Il fondatore del Sionismo Mondiale è Teodoro
Herzl che nel 1897 convoca il primo congresso a
Basilea, annunciando che la mira del Sionismo è di
dare agli ebrei una patria. Dopo la I Guerra Mondiale
e vari accordi col governo inglese, nel 1917 si
arriva alla famosa "Dichiarazione Balfour" con
cui l’Inghilterra si dichiara favorevole
alla nascita di un nuovo Stato ebraico nell’allora
Palestina. Aumenta così l’’alià in Èretz
Israèl, sorgono belle città tra cui
Tel Avìv, le paludi vengono bonificate,
i campi coltivati. Viene creata l’Haganà,
organo di difesa e nucleo del futuro esercito
israeliano.
I nostri pionieri, provenienti da tutte le parti
d’Europa, creano nuove colonie che difendono
valorosamente, anche a costo della vita. Lo stesso
fondatore dell’Haganà, Yosèf
Trumpeldor, cade nel difendere la colonia di Tel
Chài, assalita dagli arabi. Dopo la II Guerra
Mondiale migliaia di superstiti dei campi di sterminio
vedono, come unico posto di salvezza, la lontana
terra di Israele. L’Organizzazione Sionistica
chiede che venga riconosciuto definitivamente lo
Stato di Israele. Gli immigranti continuano a recarsi
in Israele nonostante i molti ostacoli, decisi
a tutto pur di riavere la patria. Gli arabi attaccano
da ogni parte con grandi forze, ma gli ebrei sono
decisi a tutto; e la vittoria, con l’aiuto
di Dio, non li abbandona.

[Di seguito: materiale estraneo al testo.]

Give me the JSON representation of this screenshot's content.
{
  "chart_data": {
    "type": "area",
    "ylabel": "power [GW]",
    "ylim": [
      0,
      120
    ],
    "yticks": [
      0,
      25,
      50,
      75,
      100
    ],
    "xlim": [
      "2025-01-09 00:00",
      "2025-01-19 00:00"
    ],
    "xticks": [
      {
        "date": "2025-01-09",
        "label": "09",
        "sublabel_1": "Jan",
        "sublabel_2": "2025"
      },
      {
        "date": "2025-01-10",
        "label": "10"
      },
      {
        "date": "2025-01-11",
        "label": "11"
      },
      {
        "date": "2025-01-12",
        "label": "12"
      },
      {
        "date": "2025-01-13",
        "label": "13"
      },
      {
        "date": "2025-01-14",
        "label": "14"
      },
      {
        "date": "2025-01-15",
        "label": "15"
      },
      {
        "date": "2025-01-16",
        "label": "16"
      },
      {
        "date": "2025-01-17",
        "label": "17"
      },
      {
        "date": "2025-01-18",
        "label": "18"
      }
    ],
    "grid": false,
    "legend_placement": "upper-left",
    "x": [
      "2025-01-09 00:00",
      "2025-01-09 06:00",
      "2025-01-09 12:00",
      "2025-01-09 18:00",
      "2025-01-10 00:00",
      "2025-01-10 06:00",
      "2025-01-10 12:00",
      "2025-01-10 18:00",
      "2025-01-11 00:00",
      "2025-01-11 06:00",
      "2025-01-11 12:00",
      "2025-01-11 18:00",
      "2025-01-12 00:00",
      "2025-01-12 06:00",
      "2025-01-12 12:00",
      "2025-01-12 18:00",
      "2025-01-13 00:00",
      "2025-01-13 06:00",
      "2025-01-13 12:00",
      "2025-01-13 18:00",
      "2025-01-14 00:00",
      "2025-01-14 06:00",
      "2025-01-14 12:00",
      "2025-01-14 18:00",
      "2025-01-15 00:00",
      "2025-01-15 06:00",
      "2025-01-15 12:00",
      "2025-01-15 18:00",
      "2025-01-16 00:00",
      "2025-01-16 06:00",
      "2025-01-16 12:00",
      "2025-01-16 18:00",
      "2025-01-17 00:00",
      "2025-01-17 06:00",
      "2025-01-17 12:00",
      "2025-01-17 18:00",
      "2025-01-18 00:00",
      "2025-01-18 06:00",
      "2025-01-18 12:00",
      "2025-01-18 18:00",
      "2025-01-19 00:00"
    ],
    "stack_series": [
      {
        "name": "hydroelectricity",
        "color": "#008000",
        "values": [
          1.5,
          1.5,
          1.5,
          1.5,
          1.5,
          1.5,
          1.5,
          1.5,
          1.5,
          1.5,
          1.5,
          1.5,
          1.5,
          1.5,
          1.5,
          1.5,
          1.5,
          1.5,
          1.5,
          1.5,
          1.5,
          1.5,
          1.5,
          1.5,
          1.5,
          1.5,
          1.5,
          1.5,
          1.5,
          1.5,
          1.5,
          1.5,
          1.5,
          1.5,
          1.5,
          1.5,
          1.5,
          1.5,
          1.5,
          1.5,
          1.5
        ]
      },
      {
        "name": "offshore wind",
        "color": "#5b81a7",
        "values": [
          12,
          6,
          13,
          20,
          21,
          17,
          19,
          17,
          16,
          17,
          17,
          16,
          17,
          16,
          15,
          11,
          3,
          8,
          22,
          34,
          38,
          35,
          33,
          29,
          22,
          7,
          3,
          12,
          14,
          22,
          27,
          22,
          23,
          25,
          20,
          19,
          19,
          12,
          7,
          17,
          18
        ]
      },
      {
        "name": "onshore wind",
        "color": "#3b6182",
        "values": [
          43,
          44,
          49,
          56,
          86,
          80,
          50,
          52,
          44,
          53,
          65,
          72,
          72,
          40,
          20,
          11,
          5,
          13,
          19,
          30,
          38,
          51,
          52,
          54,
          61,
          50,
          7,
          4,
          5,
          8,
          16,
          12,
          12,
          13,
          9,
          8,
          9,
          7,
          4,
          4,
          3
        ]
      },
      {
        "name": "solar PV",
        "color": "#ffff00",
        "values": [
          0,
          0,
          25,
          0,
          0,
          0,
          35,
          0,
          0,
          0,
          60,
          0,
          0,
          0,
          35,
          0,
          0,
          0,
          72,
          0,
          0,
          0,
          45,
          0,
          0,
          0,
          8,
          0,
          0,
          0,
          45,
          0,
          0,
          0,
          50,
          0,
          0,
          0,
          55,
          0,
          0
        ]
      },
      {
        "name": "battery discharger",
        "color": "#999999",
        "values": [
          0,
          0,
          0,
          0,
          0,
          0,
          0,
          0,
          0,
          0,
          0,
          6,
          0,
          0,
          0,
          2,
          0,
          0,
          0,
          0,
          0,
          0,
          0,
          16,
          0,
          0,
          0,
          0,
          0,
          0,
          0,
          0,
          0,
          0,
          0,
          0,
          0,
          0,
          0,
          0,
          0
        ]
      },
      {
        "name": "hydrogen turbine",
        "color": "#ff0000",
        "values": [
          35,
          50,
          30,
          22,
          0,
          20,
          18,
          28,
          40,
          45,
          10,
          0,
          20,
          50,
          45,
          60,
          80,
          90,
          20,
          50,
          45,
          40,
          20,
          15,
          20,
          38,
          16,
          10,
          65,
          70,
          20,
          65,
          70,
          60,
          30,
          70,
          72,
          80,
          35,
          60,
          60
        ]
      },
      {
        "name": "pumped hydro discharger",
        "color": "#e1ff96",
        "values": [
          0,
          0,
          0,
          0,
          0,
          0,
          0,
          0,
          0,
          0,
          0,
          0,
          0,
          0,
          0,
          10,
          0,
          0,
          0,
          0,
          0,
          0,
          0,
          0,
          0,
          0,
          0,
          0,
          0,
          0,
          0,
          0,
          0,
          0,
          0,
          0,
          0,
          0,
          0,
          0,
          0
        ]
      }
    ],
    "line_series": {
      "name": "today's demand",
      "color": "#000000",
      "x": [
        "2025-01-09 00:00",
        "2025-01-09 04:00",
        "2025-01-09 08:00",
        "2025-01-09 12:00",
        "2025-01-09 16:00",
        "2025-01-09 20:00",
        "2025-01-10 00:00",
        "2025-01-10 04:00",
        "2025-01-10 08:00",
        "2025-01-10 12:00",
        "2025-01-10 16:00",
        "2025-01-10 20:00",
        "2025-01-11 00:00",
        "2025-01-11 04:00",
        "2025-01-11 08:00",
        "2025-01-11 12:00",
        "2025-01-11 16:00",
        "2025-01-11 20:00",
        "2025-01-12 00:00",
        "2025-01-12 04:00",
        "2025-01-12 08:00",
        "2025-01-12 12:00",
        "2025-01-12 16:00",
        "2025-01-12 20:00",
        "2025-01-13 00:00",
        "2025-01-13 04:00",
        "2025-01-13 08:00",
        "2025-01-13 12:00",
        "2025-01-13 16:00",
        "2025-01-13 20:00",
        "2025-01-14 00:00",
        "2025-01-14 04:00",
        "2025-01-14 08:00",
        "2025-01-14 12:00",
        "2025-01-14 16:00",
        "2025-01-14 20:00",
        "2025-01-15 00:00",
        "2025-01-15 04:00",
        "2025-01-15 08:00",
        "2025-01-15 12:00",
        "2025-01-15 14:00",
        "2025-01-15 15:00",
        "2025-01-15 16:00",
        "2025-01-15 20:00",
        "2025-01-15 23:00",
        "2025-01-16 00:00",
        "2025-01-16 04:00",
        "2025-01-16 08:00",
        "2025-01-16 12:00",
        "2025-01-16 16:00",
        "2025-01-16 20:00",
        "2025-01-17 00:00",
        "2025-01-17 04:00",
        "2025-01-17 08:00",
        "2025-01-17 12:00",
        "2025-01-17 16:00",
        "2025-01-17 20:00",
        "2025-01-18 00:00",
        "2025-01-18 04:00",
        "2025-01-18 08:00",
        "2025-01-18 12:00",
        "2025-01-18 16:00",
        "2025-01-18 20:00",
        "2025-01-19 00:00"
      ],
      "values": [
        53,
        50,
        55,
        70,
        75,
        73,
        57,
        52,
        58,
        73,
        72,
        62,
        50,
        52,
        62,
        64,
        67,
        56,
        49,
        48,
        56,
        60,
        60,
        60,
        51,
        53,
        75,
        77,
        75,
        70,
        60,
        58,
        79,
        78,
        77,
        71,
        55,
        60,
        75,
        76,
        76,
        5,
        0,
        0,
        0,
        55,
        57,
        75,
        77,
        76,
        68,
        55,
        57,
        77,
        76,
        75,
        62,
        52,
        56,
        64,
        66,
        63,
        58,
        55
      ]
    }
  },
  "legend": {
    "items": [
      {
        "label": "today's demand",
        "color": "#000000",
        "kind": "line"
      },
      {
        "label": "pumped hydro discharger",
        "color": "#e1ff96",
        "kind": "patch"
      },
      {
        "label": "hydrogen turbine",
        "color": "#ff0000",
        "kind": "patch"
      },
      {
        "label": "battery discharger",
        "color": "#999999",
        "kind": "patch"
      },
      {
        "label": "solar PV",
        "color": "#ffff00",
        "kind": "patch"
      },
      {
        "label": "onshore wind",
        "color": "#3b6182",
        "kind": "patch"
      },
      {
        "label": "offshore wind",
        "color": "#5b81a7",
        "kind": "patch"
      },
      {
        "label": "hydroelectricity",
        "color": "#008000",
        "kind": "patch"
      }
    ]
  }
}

Dopo 20 secoli, il 14
maggio 1948, 5 Iyàr 5708 risorge lo Stato
di Israele.
Ovunque questo giorno è festeggiato con
gioia e canti da tutti gli ebrei. Il giorno 4 Iyàr è considerato
Yom hazikkaròn (giorno del ricordo), e si
commemorano i nostri fratelli, morti eroicamente
nella difesa del nuovo Stato di Israele. Dobbiamo
sempre ricordare che più di 6 milioni di
ebrei sono morti nei campi di sterminio nazisti,
dopo essere stati deportati da tutti i paesi europei,
invasi dalle truppe di Hitler. Anche dall’Italia,
governata da Mussolini, alleato della Germania,
sono stati deportati molti dei nostri fratelli
che hanno perso la vita nei campi di sterminio.
Shalòm ‘al Israèl
In questo giorno rivolgiamo al Signore questa preghiera:
"Padre nostro Che sei nel cielo, Rocca di Israele
e suo Redentore, benedici lo Stato di Israele
che rappresenta il risorgimento della nostra libertà.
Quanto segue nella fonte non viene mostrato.